Garden City, Kahire'de keşfedilecek pek çok yere sahip tanınmış bir bölgedir; ister eski binalar ister modern aktiviteler arıyor olun, Garden City'nin ziyaret etmek isteyen herkes için sunabileceği çok şey vardır.

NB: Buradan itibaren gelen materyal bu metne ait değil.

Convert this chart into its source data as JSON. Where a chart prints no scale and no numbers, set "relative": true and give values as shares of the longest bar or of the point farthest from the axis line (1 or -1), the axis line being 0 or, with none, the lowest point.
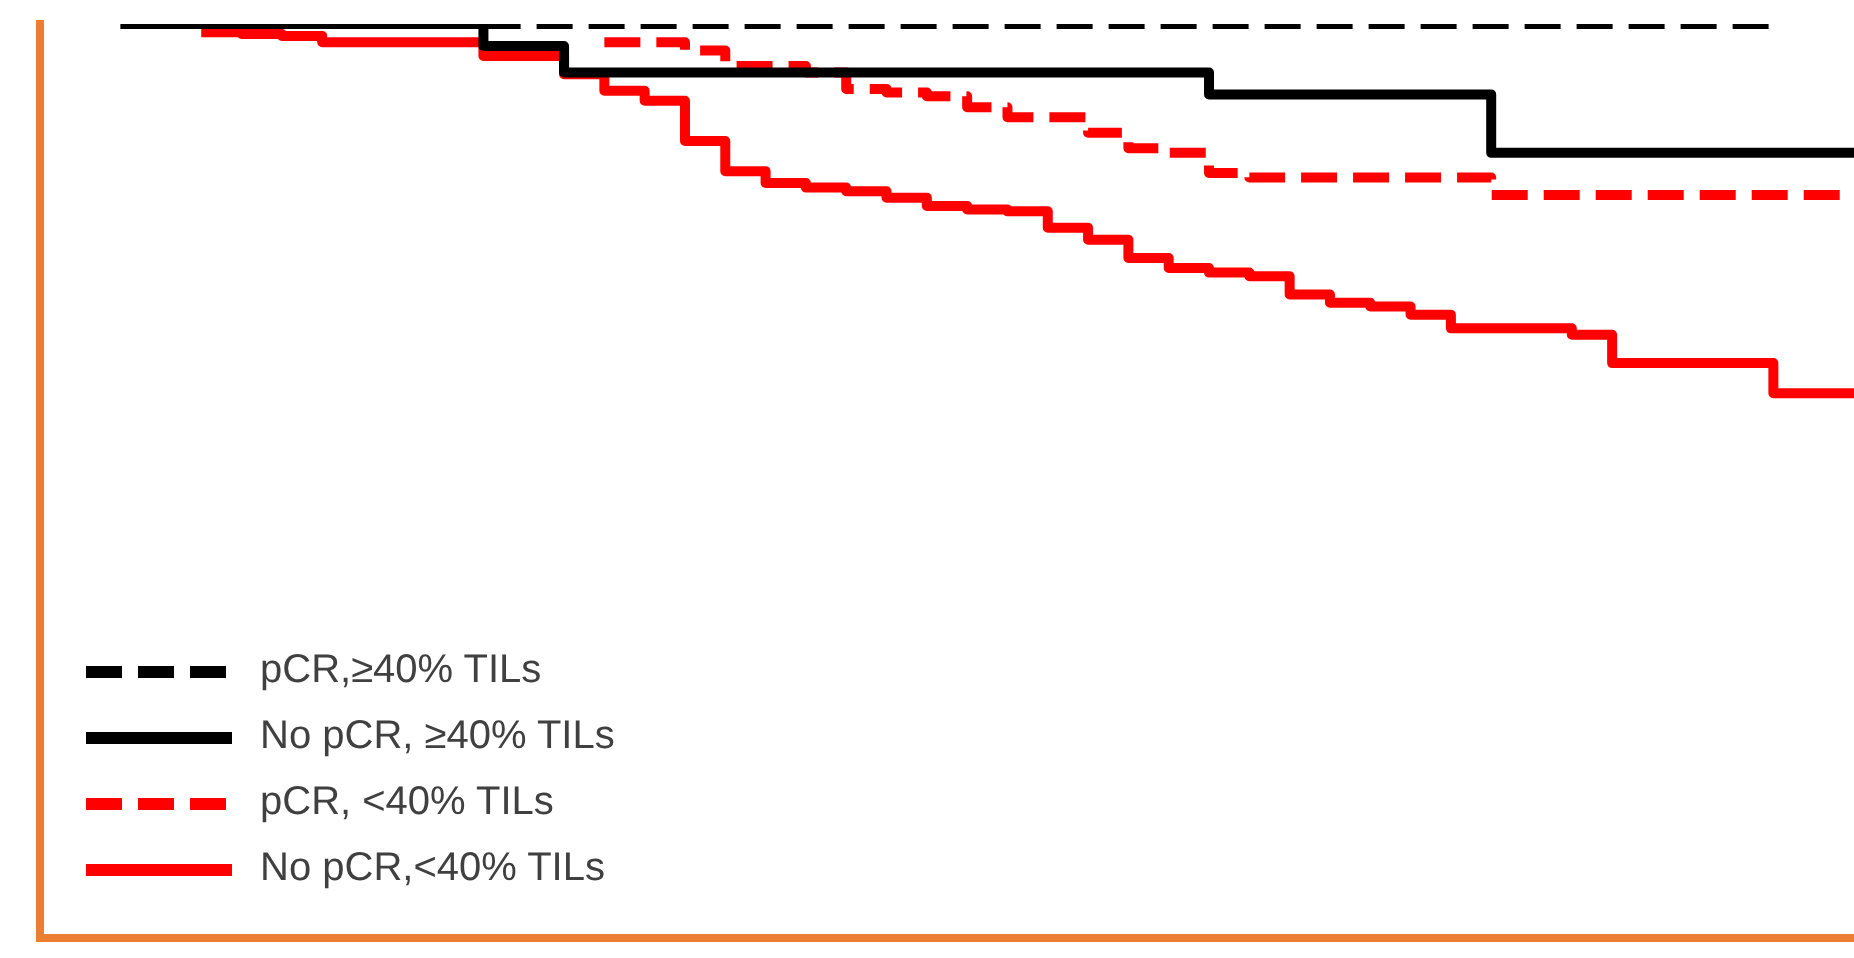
{
  "chart_data": {
    "type": "step",
    "relative": true,
    "legend": "bottom left",
    "grid": false,
    "categories": [
      null,
      null,
      null,
      null,
      null,
      null,
      null,
      null,
      null,
      null,
      null,
      null,
      null,
      null,
      null,
      null,
      null,
      null,
      null,
      null,
      null,
      null,
      null,
      null,
      null,
      null,
      null,
      null,
      null,
      null,
      null,
      null,
      null,
      null,
      null,
      null,
      null,
      null,
      null,
      null,
      null,
      null,
      null,
      null,
      null,
      null
    ],
    "series": [
      {
        "name": "pCR,≥40% TILs",
        "color": "#000000",
        "line_style": "dashed",
        "values": [
          null,
          null,
          1,
          1,
          1,
          1,
          1,
          1,
          1,
          1,
          1,
          1,
          1,
          1,
          1,
          1,
          1,
          1,
          1,
          1,
          1,
          1,
          1,
          1,
          1,
          1,
          1,
          1,
          1,
          1,
          1,
          1,
          1,
          1,
          1,
          1,
          1,
          1,
          1,
          1,
          1,
          1,
          1,
          1,
          null,
          null
        ]
      },
      {
        "name": "No pCR, ≥40% TILs",
        "color": "#000000",
        "line_style": "solid",
        "values": [
          null,
          null,
          1,
          1,
          1,
          1,
          1,
          1,
          1,
          1,
          1,
          0.976,
          0.976,
          0.947,
          0.947,
          0.947,
          0.947,
          0.947,
          0.947,
          0.947,
          0.947,
          0.947,
          0.947,
          0.947,
          0.947,
          0.947,
          0.947,
          0.947,
          0.947,
          0.923,
          0.923,
          0.923,
          0.923,
          0.923,
          0.923,
          0.923,
          0.859,
          0.859,
          0.859,
          0.859,
          0.859,
          0.859,
          0.859,
          0.859,
          0.859,
          0.859
        ]
      },
      {
        "name": "pCR, <40% TILs",
        "color": "#ff0000",
        "line_style": "dashed",
        "values": [
          null,
          null,
          null,
          null,
          null,
          null,
          null,
          null,
          null,
          null,
          null,
          null,
          null,
          null,
          0.98,
          0.98,
          0.971,
          0.954,
          0.954,
          0.947,
          0.929,
          0.925,
          0.921,
          0.909,
          0.898,
          0.898,
          0.881,
          0.864,
          0.859,
          0.837,
          0.832,
          0.832,
          0.832,
          0.832,
          0.832,
          0.832,
          0.813,
          0.813,
          0.813,
          0.813,
          0.813,
          0.813,
          0.813,
          0.813,
          0.813,
          0.813
        ]
      },
      {
        "name": "No pCR,<40% TILs",
        "color": "#ff0000",
        "line_style": "solid",
        "values": [
          null,
          null,
          null,
          null,
          0.991,
          0.989,
          0.987,
          0.98,
          0.98,
          0.98,
          0.98,
          0.965,
          0.965,
          0.945,
          0.927,
          0.916,
          0.872,
          0.839,
          0.826,
          0.821,
          0.817,
          0.81,
          0.801,
          0.797,
          0.795,
          0.777,
          0.764,
          0.744,
          0.733,
          0.728,
          0.724,
          0.704,
          0.695,
          0.691,
          0.682,
          0.667,
          0.667,
          0.667,
          0.66,
          0.629,
          0.629,
          0.629,
          0.629,
          0.596,
          0.596,
          0.596
        ]
      }
    ]
  }
}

Kahire hakkında daha fazla bilgi için nihai Mısır tatil planlayıcımıza göz atın.




John Graves
John Graves
Jeremy Cruz, Kanada, Vancouver'dan gelen hevesli bir gezgin, yazar ve fotoğrafçıdır. Yeni kültürleri keşfetmeye ve hayatın her kesiminden insanlarla tanışmaya yönelik derin bir tutkuyla Jeremy, büyüleyici hikaye anlatımı ve çarpıcı görsel imgelerle deneyimlerini belgeleyerek dünyanın dört bir yanında sayısız maceraya atıldı.Prestijli British Columbia Üniversitesi'nde gazetecilik ve fotoğrafçılık eğitimi alan Jeremy, yazar ve hikaye anlatıcısı olarak becerilerini geliştirerek okuyucuları ziyaret ettiği her yerin kalbine ulaştırmasını sağladı. Tarih, kültür ve kişisel anekdotlarla ilgili anlatıları bir araya getirme yeteneği, kendisine John Graves müstear adıyla İrlanda, Kuzey İrlanda ve dünyada seyahat eden, beğenilen blogunda sadık bir takipçi kazandı.Jeremy'nin İrlanda ve Kuzey İrlanda ile olan aşk ilişkisi, nefes kesen manzaraları, canlı şehirleri ve sıcak kalpli insanları tarafından anında büyülendiği Emerald Isle'da tek başına sırt çantasıyla yaptığı bir gezi sırasında başladı. Bölgenin zengin tarihine, folkloruna ve müziğine olan derin takdiri, kendisini tamamen yerel kültür ve geleneklere kaptırarak onu defalarca geri dönmeye zorladı.Jeremy, blogu aracılığıyla İrlanda ve Kuzey İrlanda'nın büyüleyici destinasyonlarını keşfetmek isteyen gezginler için paha biçilmez ipuçları, tavsiyeler ve içgörüler sağlıyor. Gizliyi açığa çıkarmak olsunGalway'deki değerli taşlar, Giant's Causeway'deki antik Keltlerin ayak izlerini takip eden ya da Dublin'in hareketli sokaklarında kaybolan Jeremy'nin ayrıntılara verdiği titiz dikkat, okuyucularının nihai seyahat rehberine sahip olmalarını sağlıyor.Deneyimli bir gezgin olan Jeremy'nin maceraları, İrlanda ve Kuzey İrlanda'nın çok ötesine uzanır. Tokyo'nun canlı sokaklarında gezinmekten Machu Picchu'nun antik harabelerini keşfetmeye kadar, dünya çapında olağanüstü deneyimler arayışında çevrilmemiş hiçbir taş bırakmadı. Blogu, gidecekleri yer ne olursa olsun kendi yolculukları için ilham ve pratik tavsiye arayan gezginler için değerli bir kaynak görevi görüyor.Jeremy Cruz ilgi çekici anlatımı ve büyüleyici görsel içeriğiyle sizi İrlanda, Kuzey İrlanda ve dünya çapında dönüştürücü bir yolculuğa çıkmaya davet ediyor. İster dolaylı maceralar arayan bir koltuk gezgini olun, ister bir sonraki varış noktanızı arayan deneyimli bir kaşif olun, onun blogu, dünyanın harikalarını kapınıza getirerek güvenilir arkadaşınız olmayı vaat ediyor.